Futurist Ray Kurzweil suggests that someday, people will be able to upload their consciousness to the Internet and live forever in the cloud, free from the restrictions of a physical body. But some of us are spending so much time connected to the Internet already, for work and for diversion, that uploading our consciousness is almost a distinction without a difference. And when you’re out here a lot, stuff happens. You see things fascinating, enlightening, disturbing, mind-boggling—and you run into people who are the same.
Last week at WNEW.com, I wrote a post about “Ebony and Ivory,” the Paul McCartney/Stevie Wonder hit from 1982. It received the following comment, which I am reposting verbatim.

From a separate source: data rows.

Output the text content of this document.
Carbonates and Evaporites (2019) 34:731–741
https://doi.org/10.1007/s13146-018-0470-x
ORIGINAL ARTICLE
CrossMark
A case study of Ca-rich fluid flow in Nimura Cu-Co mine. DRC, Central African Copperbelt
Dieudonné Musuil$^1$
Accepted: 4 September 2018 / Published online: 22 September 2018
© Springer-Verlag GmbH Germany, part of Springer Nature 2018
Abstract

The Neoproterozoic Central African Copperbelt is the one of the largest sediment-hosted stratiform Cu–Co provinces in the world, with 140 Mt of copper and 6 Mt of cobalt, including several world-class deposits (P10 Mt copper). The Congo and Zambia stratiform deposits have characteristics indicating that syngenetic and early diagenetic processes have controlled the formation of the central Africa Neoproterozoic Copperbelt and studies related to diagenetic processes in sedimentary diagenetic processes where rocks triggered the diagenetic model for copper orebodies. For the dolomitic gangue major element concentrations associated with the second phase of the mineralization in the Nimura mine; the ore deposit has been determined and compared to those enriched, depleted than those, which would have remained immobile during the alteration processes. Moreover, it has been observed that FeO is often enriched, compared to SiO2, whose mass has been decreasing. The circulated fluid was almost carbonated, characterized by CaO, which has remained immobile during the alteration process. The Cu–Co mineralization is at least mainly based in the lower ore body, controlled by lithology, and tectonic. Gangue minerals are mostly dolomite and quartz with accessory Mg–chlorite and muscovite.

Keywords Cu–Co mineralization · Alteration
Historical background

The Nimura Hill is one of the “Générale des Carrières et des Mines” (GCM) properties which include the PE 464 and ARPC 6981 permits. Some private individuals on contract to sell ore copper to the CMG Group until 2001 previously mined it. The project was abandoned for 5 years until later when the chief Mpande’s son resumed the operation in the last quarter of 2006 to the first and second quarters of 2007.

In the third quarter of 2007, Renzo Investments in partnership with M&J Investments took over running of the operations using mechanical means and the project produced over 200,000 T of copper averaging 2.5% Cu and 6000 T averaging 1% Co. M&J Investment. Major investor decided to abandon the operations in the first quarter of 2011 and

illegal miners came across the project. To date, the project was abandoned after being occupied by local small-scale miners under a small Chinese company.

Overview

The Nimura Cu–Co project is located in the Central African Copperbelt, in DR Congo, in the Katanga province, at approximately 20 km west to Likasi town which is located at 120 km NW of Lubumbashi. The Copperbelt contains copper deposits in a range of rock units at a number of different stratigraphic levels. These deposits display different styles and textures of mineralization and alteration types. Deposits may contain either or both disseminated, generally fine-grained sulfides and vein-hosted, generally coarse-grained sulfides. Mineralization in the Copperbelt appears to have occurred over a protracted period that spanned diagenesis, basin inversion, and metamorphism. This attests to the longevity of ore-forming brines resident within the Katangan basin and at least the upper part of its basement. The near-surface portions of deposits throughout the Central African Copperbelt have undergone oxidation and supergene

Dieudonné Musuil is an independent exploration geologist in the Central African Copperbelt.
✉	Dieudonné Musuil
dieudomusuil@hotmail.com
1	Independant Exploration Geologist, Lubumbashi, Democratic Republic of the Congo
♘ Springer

do you have the power to contact mr. sir paul mccartney for me.
message the us. copyright office told me over the phone that they have me in the copyright office computer as the song lyrics owner of the song lyrics of the ebony and ivory song i need to work out a deal with you paul buy my movie copyrights and pay me some of my royaltys from my song lyrics of the ebony and ivory song. i,m asking for $35.million dollars.i have the power to take away your pass port for good think about it.
Shorter message to Paul: Shit’s about to get real.
Here’s more Internet serendipity: One of the great names of Chicago soul is impresario Carl Davis, famed for discovering Gene Chandler, and producing the Chi-Lites, Tyrone Davis, and Jackie Wilson’s legendary single “Higher and Higher.” In 1980, he collected contemporary work by some of his artists on an album called Chi Sound: Soul From the Windy City, which features Chandler and the then-current editions of the Impressions and the Chi-Lites, among others. Many of us have been hosed over the years by purchasing an oldies compilation that turns out to be made up of “new stereo versions recorded by one or more of the original artists.” So I wouldn’t expect to like a new version of the Chi-Lites’ “Have You Seen Her,” particularly because the 1971 original is one of my all-time favorites. But the lead singer of the Chi-Lites during their glory days, Eugene Record, had rejoined the group by 1980, so the sound is right. And the decision that Carl Davis made to update the song for 1980 was a brilliant one.
(Tip of the baseball cap for the Chi-Lites update to my Internet pal bean, who is no weirder than he should be. Certainly no more or less than anybody else who reads this blog, which is maybe not such a compliment after all.)